This is a post about the courtyard project undertaken at Miscoe Hill School in the spring and summer of 2007. This is the eleventh in a series of Legacy Posts about projects that happened early on in my art classroom. Recently I was able to tap into some archived photos that I thought had long ago disappeared. I’ve decided to write some blog posts incorporating these photos to share the memories and/or inspire others to try these projects. Some are very dear to me because I took risks with my students and the end result was big learning for all of us, especially me. Also, in my nineteenth year of teaching now, I realize that ideas, projects, and programs come and go, and sometimes come back again. These art projects are just a memory now, and I believe they are worth remembering and preserving. The first post in the series can be found here, and the rest of them follow. Simply search Once Upon A Time in the categories on the front page of the blog.

The 2007 courtyard renovation was first begun as an Enrichment Program during the spring. The courtyard space seemed full of potential that had long been neglected. The initial idea was to clean up the weed beds along the window and put in welcoming decor of some kind. The class was planned as a gardening class and quickly turned into a bigger project. I was approached by a local Boy Scout, Adam Parlin, about creating a walkway into the courtyard for his Eagle Scout project. Over the next few months, Adam, his dad, and fellow Boy Scouts worked with school maintenance staff to build a walkway with repurposed pavers.

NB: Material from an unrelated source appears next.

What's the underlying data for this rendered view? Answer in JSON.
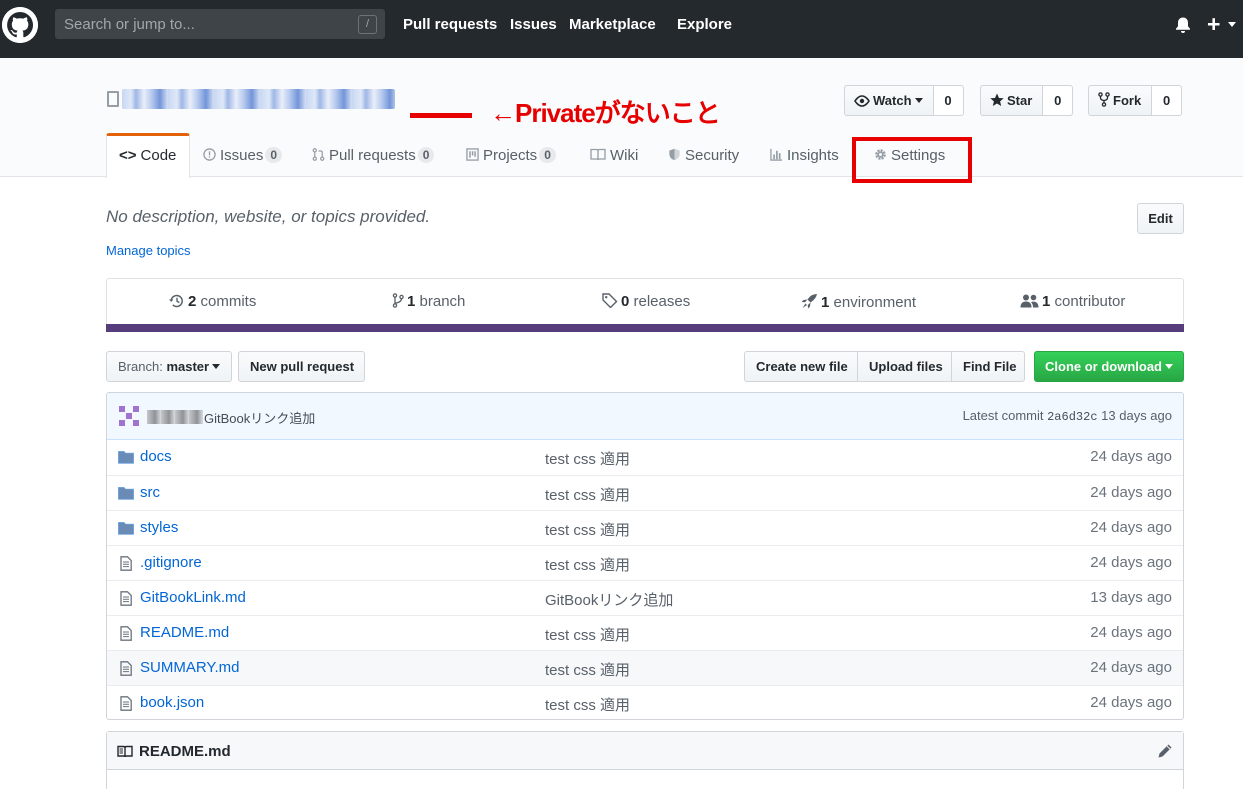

Adam’s design begins the walkway as if it were the trunk of a tree, branching out into the courtyard with pavers further apart and more randomly placed. Adam said it was a metaphor for the foundation we build at school before our students go on to bigger things beyond middle school. Adam’s walkway framed our flower beds perfectly.

Courtyard, early spring 2007

Courtyard, late spring 2007

Courtyard, summer 2007

During the spring enrichment class we created poles from which we hung bells we made from overturned flower pots with jingle bells hanging inside. We hung the bells in the trees, too. We also made mosaic pavers to place in the flower beds that were covered in crushed stone. We weeded, thatched, and aerated the center island, which was overgrown with plantings and roots.

We had so much fun that spring, my former colleague, Leia Roberts, and I decided to offer a weeklong summer workshop called Altered Environments. We lined the walkway with a freshly dug flowerbeds and filled it with hosta and perennials we had harvested from our own yards. We made wind machines with 2 liter bottles. We created a bird bath with large flowerpots that we covered with mosaics of buttons and beads. We made wind chimes with painted plexiglass. We painted sea shells and lined the flowerbed with them. We planted purple irises and daffodil bulbs. We made birdhouses to place in the trees. We had a blast getting dirty and hanging around outside.

Later in the week, Allaire’s Log Cabins, of Mendon, brought us some hand hewn log benches to put together. We built them, we stained them, and we weatherproofed them. We arranged them along the windows in the courtyard. On the last day we celebrated the marvelous transformation with popsicles and joy. What a great week it was!

Work in the courtyard continued for a few years after the summer of 2007. Another Boy Scout, Tyler Kenney, chose the courtyard for his Eagle project and built a patio in the corner outside the technology lab, which is a shaded spot during most of the day. The Miscoe Hill Student Council purchased sturdy picnic tables so classes could meet outside in the shade. One spring my students and I dug a garden near the patio and planted sunflowers. The maintenance staff installed a hose and watered them for us over the summer. By the time we returned to school they were flourishing and provided colorful, organic subject matter for close looking and sketching.

One addendum to the courtyard story is that one of the students who participated in the summer program as an early middle school student, Melissa W., came back in her senior year of high school and beautified the courtyard once again – this time focusing on the island of plantings in its center. As I see her face in the pictures above, I realize how special her revisit was. And as winter nears it’s physical end in New England right now, savoring these memories makes me believe spring is on its way!